President and CEO
Rohde & Schwarz USA
Rohde & Schwarz, founded in 1933, is 82 years old, and it operates in North America just as any other multinational technology company would, according to Scott Bausback, president and CEO, Rohde & Schwarz USA. Rohde & Schwarz originally entered the North American market in 1993 through a partnership with Tektronix, but ended that joint venture in 2004 to establish its own operation in the United States. Since the recession in 2008, he said, Rohde & Schwarz has invested heavily in North America and achieved 20% market share among the product lines in which it competes.
“In North America, we bring strong technical support and a very long-term view,” Bausback said. “The company is privately held by members of the families of the founders, providing trans-generational stability. We spend a high level on R&D, and we’ve got plenty of time to get it right—the measurement science, product excellence, and service and support—uninterrupted by quarterly conference calls. We try to be the industry’s professor—we are very generous with training and information.”
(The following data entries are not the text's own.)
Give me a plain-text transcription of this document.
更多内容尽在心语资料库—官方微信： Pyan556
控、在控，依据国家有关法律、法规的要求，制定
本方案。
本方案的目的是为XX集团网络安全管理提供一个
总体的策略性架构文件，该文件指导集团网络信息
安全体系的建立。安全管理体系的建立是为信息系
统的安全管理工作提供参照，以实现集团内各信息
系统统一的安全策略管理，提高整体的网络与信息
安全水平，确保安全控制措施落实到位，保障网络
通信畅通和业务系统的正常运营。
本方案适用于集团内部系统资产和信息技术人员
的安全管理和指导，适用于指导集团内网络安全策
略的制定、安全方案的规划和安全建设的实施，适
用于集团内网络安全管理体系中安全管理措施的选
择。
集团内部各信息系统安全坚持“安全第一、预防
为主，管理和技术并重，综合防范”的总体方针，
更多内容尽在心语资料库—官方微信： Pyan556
The company also offers long-term support. “We service everything we sell in the United States in Columbia, MD”—including 1993-vintage spectrum analyzers.
Rohde & Schwarz has been known for its RF/microwave frequency-domain instruments, but in 2010 the company introduced its RTO and RTM oscilloscopes. “The oscilloscopes were a necessary entry to support the applications our customers are bringing to us,” Bausback said. “They are dealing with serial data but also microwave parasitics on boards and impedance mismatches. They need time-domain expertise, which goes hand in hand with the other necessary part of the equation—the signal generators and analyzers.”
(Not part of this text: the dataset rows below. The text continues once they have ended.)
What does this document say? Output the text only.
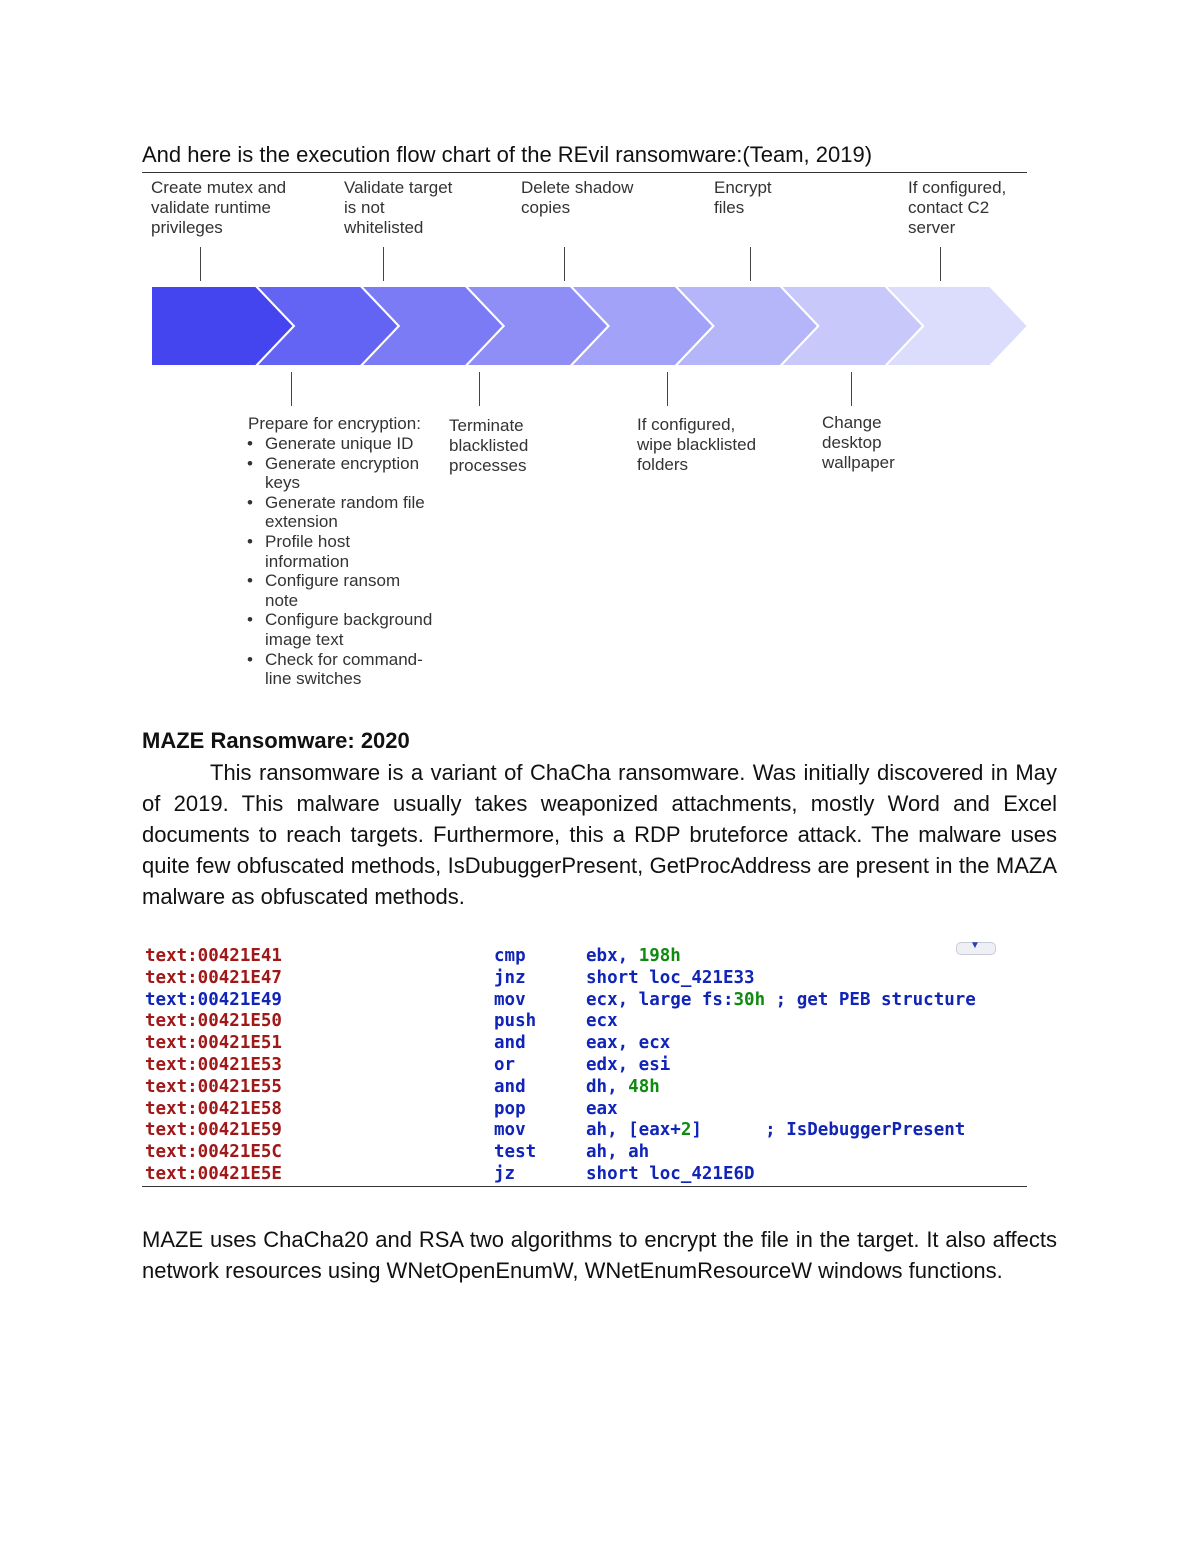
And here is the execution flow chart of the REvil ransomware:(Team, 2019)
Create mutex and
validate runtime
privileges
Validate target
is not
whitelisted
Delete shadow
copies
Encrypt
files
If configured,
contact C2
server
Prepare for encryption:
• Generate unique ID
• Generate encryption keys
• Generate random file extension
• Profile host information
• Configure ransom note
• Configure background image text
• Check for command-line switches
Terminate
blacklisted
processes
If configured,
wipe blacklisted
folders
Change
desktop
wallpaper
MAZE Ransomware: 2020

This ransomware is a variant of ChaCha ransomware. Was initially discovered in May of 2019. This malware usually takes weaponized attachments, mostly Word and Excel documents to reach targets. Furthermore, this a RDP bruteforce attack. The malware uses quite few obfuscated methods, IsDubuggerPresent, GetProcAddress are present in the MAZA malware as obfuscated methods.

▼
text:00421E41	cmp	ebx, 198h
text:00421E47	jnz	short loc_421E33
text:00421E49	mov	ecx, large fs:30h ; get PEB structure
text:00421E50	push	ecx
text:00421E51	and	eax, ecx
text:00421E53	or	edx, esi
text:00421E55	and	dh, 48h
text:00421E58	pop	eax
text:00421E59	mov	ah, [eax+2]      ; IsDebuggerPresent
text:00421E5C	test	ah, ah
text:00421E5E	jz	short loc_421E6D

MAZE uses ChaCha20 and RSA two algorithms to encrypt the file in the target. It also affects network resources using WNetOpenEnumW, WNetEnumResourceW windows functions.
One area the company has not embraced is open-architecture instrumentation. “We look at everything from a pure measurement-sciences perspective,” Bausback said, “and many applications we are dealing with are not conducive to PXI.” He added that Rohde & Schwarz does offer small-form-factor signal generators and analyzers.
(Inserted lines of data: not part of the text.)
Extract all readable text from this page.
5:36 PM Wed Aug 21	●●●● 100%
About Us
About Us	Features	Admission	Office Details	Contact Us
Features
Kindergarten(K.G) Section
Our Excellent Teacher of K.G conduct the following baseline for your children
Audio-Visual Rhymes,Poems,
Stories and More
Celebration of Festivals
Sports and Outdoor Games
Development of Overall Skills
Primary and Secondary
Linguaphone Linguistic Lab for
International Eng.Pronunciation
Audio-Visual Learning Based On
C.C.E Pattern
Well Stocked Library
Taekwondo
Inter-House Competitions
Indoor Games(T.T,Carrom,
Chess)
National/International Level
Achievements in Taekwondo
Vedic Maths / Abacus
When asked about the differences in requirements among North American, European, Asian, and the rest-of-the-world markets for test equipment, he said he sees fewer and fewer differences over time. “Whereas the United States had been high-speed design-oriented and Europe had been an outstanding market for embedded design, now the world has become homogenous, with everyone trying to pass ridiculously high speeds through FR4,” he said.
Multinational companies need to contend with foreign currency exchange rates, and the euro and U.S. dollar in particular have been fluctuating recently. However, Bausback said, the exchange rate is not a driver, adding, “Our products are competitively priced, and you won’t see a difference on the surface at all.”
The company’s products are mainly designed and manufactured in Germany. “Rohde & Schwarz is one of few players co-locating R&D and manufacturing,” Bausback said. “Our products are designed and built within an hour and a half of each other.” The company avoids outsourcing. It has no semiconductor fab, but it does make its own bare boards, builds its own circuit assemblies, and machines its own connectors—assuring quality at all stages, he added.
Despite being headquartered in Munich, the company ensures that North American customers have input. “We have an engineering design center in Beaverton,” he said, “and we also have a large project-management team in North America to bridge design centers and customers so we offer a seamless link between our customers and the parent company.”
When asked about significant new products and product enhancements, he cited the R&S FSW high-end signal and spectrum analyzer, which operates at 67 GHz with an analysis bandwidth expanded to 500 MHz. He also cited the R&S SMW200A high-end vector signal generator, which now offers an expanded frequency range to 20 GHz. It combines a baseband generator, RF generator, and fading simulator in a single box. Bausback described it as a versatile building block with lots of applications. He also mentioned the R&S ZNBT vector network analyzer, which offers 24 test ports.
Looking to the future, 5G is on everyone’s radar. “Rohde & Schwarz has been a leading player in every digital mobile radio standard since GSM, and 5G is no exception,” he said. “We are front and center on it.” When asked about other key trends, he said, “The Internet of Things is driving a lot of people into uncomfortable measurement spaces”—with what previously might have been a simple microcontroller-based device suddenly requiring wireless connectivity. “That’s where we come into play,” he concluded. “We can be the industry consultant or professor to help customers get their designs out the door. Our applications engineers are an important commodity.”